Land of Hope
It’s been one of the largest eco-responsible event, featuring over 40 living plant sculptures. Called Land of Hope and held at the Montréal Botanical Garden, in 2013, it was curated by Mosaïcultures Internationales de Montréal, an international competition of mosaiculture — refined horticultural art that involves creating and mounting living artworks made primarily from plants with colourful foliage.
Over three million colorful flowers and plants, cultivated by 200 international horticultural artists originating from more than 20 countries, not only to display astonishing two and three dimensional constructions, but to tell real stories.

Stories like the Chinese one of Xu Xiujuan, who drowned out of exhaustion in a swamp, on September 16, 1987, to find a lost rare bird. In 1986, the 23-year-old girl from northeast China’s Heilongjiang Province traveled to Yancheng with three red-crowned crane eggs. She helped establish a natural reserve and participated in the artificial hatching experiment of the cranes. Xu was recognized as China’s first martyr in the field of environmental protection.
The Man who Planted Trees sculpture was rather inspired by a 1953 homonymous short story published by French author Jean Giono, telling about one shepherd’s long and successful single-handed effort to re-forest a desolate valley in the foothills of the Alps in Provence throughout the first half of the 20th century.

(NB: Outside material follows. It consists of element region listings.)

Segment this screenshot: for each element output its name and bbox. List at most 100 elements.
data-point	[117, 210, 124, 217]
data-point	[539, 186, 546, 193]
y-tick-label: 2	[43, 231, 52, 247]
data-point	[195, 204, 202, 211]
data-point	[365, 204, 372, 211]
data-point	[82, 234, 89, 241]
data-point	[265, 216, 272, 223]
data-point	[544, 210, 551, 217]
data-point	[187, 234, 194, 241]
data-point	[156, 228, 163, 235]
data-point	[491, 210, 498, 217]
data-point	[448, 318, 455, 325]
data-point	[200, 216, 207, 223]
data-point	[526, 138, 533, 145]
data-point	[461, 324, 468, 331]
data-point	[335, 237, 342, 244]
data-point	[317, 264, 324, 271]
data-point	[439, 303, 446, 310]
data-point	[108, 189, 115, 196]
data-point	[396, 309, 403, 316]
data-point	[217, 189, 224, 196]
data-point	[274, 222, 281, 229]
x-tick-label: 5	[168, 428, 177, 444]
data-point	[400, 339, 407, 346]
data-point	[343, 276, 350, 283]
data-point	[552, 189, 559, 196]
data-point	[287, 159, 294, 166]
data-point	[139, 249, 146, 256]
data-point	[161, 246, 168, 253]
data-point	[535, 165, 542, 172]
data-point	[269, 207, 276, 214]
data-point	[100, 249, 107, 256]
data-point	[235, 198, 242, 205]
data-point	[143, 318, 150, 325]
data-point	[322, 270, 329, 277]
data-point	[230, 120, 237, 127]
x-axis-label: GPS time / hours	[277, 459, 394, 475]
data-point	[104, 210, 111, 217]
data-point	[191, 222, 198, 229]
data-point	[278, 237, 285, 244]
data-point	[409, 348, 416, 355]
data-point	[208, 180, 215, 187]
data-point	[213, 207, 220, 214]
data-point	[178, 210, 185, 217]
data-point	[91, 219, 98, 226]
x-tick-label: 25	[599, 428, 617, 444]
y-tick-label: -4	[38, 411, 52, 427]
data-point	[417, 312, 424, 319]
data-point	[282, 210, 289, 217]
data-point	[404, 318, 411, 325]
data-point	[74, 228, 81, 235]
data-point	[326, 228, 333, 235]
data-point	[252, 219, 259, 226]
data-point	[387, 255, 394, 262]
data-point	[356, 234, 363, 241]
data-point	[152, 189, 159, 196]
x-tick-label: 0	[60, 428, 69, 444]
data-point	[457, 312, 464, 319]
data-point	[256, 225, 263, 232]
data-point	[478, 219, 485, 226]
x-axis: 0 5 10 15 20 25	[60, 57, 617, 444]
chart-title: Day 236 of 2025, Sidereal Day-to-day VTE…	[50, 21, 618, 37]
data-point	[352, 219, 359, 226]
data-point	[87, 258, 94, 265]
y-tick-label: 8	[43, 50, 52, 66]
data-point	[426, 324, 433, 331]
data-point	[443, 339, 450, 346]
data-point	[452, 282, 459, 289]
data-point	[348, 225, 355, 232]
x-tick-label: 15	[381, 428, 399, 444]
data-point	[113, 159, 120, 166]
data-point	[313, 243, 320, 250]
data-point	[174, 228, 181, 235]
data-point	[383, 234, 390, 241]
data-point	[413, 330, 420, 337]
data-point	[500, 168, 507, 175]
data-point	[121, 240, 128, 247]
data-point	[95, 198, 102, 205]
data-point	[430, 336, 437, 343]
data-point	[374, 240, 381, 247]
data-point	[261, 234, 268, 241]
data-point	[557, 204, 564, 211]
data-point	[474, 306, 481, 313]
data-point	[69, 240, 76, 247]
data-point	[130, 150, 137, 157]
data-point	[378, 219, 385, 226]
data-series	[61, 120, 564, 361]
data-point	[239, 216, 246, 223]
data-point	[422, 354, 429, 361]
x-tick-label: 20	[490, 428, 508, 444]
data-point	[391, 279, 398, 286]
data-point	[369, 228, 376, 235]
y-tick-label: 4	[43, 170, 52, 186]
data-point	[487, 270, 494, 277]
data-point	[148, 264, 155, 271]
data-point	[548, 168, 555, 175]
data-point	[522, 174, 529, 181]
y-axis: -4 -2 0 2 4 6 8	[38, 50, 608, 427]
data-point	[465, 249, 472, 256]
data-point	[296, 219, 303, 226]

There is little to say about Earth Goddess — or Mother Earth — expect that it is a deification of the Earth. Earth goddesses are often associated with the “chthonic” deities of the underworld.
Ki and Ninhursag are Mesopotamian earth goddesses. In Greek mythology, the Earth is personified as Gaia, corresponding to Roman Terra, Indic Prithvi/Bhūmi, etc. traced to an “Earth Mother” complementary to the “Sky Father” in Proto-Indo-European religion. Egyptian mythology exceptionally has a sky goddess and an Earth god.

The torso by Lise Cormier rised 15 meters in a prairie where horses and bison roamed. Deer ambled down her outstretched arms. Her hair was planted with geraniums and petunias, her skin was santolina. It looks very similar to the Earth Goddess at the Atlanta Botanical Garden, except for the hand placement and faces.
Created by Mosaïcultures Internationales de Montréal, Earth Goddess, with her flowing locks and out-held hand spilling with water, became part of the Garden’s permanent collection. During the holidays, her hair shines bright as she becomes Ice Goddess.

The Montréal Botanical Garden is located in the province of Quebec, Canada. Opened in 1931, this magnificent garden began with an administrative building and various orchards and many development ideas.
It is much more of a place where visitors can sit under a tree for a few relaxing moments. Its fundamental role, according to its founders — botanist Marie Victrorin and horticulturalist architect Henry Teuscher — is the education and conservation of endangered flora species.